Ketika seseorang punya anak, dan anaknya sudah punya anak serta cucunya sudah punya anak pula, maka seseorang itu tidak perlu khawatir dan memikirkan bagaimana rizki keturunannya karena Allah Maha Pemberi Rizki melalui usaha (ikhtiar yakni sunatullah-Nya) sebagaimana firman-Nya menyebutkan yang artinya:

Dan tidak ada suatu pun makhluk bergerak (bernyawa) di bumi melainkan semua rizkinya di jamin Allah. Dia mengetahui tempat kediamannya dan tempat penyimpanannya. Semua (tertulis) dalam Kitab yang nyata (Lauh Mahfūzh),” [QS Hūd 11:6].
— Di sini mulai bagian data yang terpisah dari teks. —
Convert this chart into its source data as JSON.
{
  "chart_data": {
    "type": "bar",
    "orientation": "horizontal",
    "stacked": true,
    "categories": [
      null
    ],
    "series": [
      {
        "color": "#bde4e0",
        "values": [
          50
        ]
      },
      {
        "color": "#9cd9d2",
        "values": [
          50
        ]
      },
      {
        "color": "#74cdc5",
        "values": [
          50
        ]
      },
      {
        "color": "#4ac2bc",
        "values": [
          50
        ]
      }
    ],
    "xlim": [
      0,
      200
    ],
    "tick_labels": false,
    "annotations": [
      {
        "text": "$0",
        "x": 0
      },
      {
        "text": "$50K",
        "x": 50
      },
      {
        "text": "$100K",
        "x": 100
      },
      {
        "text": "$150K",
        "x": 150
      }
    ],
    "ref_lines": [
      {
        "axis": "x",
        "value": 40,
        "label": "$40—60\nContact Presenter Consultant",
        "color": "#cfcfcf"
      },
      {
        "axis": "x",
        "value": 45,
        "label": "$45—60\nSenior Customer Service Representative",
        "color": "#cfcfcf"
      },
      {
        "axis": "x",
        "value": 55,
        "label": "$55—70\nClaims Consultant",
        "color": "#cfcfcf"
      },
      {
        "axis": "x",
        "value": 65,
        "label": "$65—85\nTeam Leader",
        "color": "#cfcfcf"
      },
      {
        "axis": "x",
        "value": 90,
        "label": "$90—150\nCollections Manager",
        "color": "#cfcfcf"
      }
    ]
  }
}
Allah telah menjamin akan memberi rizki makhluk yang telah diciptakan, baik mukmin atau kafir atau pun makhluk lainnya. Bila Allah stop rizki makhluknya berarti masa hidupnya telah habis, karena ajal tiba. Rizki akan Allah berikan selama makhluk-Nya masih hidup.

Kesaksian Allah atas hamba-Nya adalah terhadap apa yang dilakukan oleh seorang hamba, baik yang nampak maupun yang tersembunyi. Bila Allah mengetahui segala sesuatu secara mutlak maka Dia berhak disebut dengan Al-‘Alim, bila disandarkan pada pengetahuan sesuatu yang ghaib atau sesuatu yang tidak tampak maka Ia adalah Al-Khabir. Bila disandarkan pada pengetahuan perkara-perkara yang tampak maka Dia adalah asy-Syahid.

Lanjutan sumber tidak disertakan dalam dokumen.